Config (agents.defaults.compaction.memoryFlush):
  • enabled (default: true)
  • model (optional exact provider/model override for the flush turn, for example ollama/qwen3:8b)
  • softThresholdTokens (default: 4000)
  • prompt (user message for the flush turn)
  • systemPrompt (extra system prompt appended for the flush turn)
Notes:
  • The default prompt/system prompt include a NO_REPLY hint to suppress delivery.
  • When model is set, the flush turn uses that model without inheriting the active session fallback chain, so local-only housekeeping does not silently fall back to a paid conversation model.
  • The flush runs once per compaction cycle (tracked in sessions.json).
  • The flush runs only for embedded Pi sessions (CLI backends skip it).
  • The flush is skipped when the session workspace is read-only (workspaceAccess: "ro" or "none").
  • See Memory for the workspace file layout and write patterns.
Pi also exposes a session_before_compact hook in the extension API, but OpenClaw’s flush logic lives on the Gateway side today.

Troubleshooting checklist

  • Session key wrong?
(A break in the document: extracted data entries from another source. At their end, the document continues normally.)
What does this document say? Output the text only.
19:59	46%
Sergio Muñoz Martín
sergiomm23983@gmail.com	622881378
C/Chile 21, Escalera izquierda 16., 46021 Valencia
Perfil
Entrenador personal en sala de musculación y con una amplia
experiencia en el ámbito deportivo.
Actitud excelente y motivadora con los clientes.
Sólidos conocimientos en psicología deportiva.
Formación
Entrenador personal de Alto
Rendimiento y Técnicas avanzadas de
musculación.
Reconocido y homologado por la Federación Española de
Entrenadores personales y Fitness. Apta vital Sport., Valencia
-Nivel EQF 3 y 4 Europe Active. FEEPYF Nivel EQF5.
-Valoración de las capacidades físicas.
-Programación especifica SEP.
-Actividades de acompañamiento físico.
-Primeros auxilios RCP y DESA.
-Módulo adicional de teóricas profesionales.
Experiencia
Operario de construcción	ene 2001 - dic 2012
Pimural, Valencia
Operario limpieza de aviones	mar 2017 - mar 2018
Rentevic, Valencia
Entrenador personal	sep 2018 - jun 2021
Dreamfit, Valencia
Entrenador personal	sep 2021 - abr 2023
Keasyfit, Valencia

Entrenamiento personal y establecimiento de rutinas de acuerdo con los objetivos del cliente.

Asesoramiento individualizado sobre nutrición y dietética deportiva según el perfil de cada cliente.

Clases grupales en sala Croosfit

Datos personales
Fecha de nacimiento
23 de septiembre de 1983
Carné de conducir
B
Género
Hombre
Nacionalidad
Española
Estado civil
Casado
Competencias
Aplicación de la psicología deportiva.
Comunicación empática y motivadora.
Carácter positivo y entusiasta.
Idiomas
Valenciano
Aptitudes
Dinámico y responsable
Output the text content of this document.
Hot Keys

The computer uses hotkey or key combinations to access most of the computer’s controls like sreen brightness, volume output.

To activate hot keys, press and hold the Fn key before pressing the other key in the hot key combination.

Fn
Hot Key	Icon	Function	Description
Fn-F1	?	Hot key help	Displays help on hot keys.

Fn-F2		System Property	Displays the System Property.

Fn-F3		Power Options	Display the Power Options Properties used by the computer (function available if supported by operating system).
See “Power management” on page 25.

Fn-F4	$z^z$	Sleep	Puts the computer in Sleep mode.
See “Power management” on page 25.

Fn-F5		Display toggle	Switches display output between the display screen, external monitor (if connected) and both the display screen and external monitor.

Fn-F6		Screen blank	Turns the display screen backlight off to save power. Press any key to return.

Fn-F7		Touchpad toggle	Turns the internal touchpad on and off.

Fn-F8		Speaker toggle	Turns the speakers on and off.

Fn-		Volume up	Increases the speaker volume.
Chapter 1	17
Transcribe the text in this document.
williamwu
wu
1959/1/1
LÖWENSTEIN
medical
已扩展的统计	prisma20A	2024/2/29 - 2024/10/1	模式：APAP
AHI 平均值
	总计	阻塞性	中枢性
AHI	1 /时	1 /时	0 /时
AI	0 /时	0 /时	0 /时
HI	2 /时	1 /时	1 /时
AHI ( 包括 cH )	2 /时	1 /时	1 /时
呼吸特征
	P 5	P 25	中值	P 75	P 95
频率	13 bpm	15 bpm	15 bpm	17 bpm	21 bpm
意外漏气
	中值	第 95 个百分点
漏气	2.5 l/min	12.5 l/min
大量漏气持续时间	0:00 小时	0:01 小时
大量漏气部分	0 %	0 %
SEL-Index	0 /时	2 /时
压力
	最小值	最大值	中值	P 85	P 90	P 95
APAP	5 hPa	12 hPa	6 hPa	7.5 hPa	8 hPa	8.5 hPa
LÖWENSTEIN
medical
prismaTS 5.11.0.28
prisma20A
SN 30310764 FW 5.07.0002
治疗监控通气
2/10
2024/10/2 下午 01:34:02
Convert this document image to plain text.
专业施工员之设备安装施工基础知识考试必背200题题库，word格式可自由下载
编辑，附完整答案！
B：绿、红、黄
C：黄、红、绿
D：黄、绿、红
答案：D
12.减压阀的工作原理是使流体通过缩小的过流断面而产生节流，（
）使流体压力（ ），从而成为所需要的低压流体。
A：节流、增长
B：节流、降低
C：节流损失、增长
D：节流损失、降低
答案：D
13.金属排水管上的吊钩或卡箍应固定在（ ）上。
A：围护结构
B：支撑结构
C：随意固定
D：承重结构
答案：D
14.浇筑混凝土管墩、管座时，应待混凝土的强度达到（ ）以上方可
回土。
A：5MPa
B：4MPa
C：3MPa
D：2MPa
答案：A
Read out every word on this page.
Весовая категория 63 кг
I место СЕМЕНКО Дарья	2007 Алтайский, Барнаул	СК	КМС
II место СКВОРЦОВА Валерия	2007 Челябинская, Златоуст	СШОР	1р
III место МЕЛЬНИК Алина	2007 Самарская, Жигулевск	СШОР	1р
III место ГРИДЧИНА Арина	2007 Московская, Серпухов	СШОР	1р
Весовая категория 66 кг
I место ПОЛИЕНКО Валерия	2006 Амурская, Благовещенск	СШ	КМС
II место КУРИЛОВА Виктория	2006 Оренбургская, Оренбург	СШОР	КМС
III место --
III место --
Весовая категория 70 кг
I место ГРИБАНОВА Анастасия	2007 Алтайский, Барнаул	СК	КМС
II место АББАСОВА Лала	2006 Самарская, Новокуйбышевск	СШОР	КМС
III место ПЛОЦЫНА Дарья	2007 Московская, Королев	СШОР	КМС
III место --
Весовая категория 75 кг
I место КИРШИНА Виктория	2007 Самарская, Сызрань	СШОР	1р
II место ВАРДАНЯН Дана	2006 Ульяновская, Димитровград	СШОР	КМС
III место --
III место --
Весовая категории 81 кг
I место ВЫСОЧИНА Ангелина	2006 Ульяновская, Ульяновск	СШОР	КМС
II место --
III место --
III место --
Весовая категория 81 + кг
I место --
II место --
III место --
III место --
Start with /concepts/session and confirm the sessionKey in /status.
  • Store vs transcript mismatch? Confirm the Gateway host and the store path from openclaw status.
  • Compaction spam? Check:
    • model context window (too small)
    • compaction settings (reserveTokens too high for the model window can cause earlier compaction)
    • tool-result bloat: enable/tune session pruning
  • Silent turns leaking? Confirm the reply starts with NO_REPLY (case-insensitive exact token) and you’re on a build that includes the streaming suppression fix.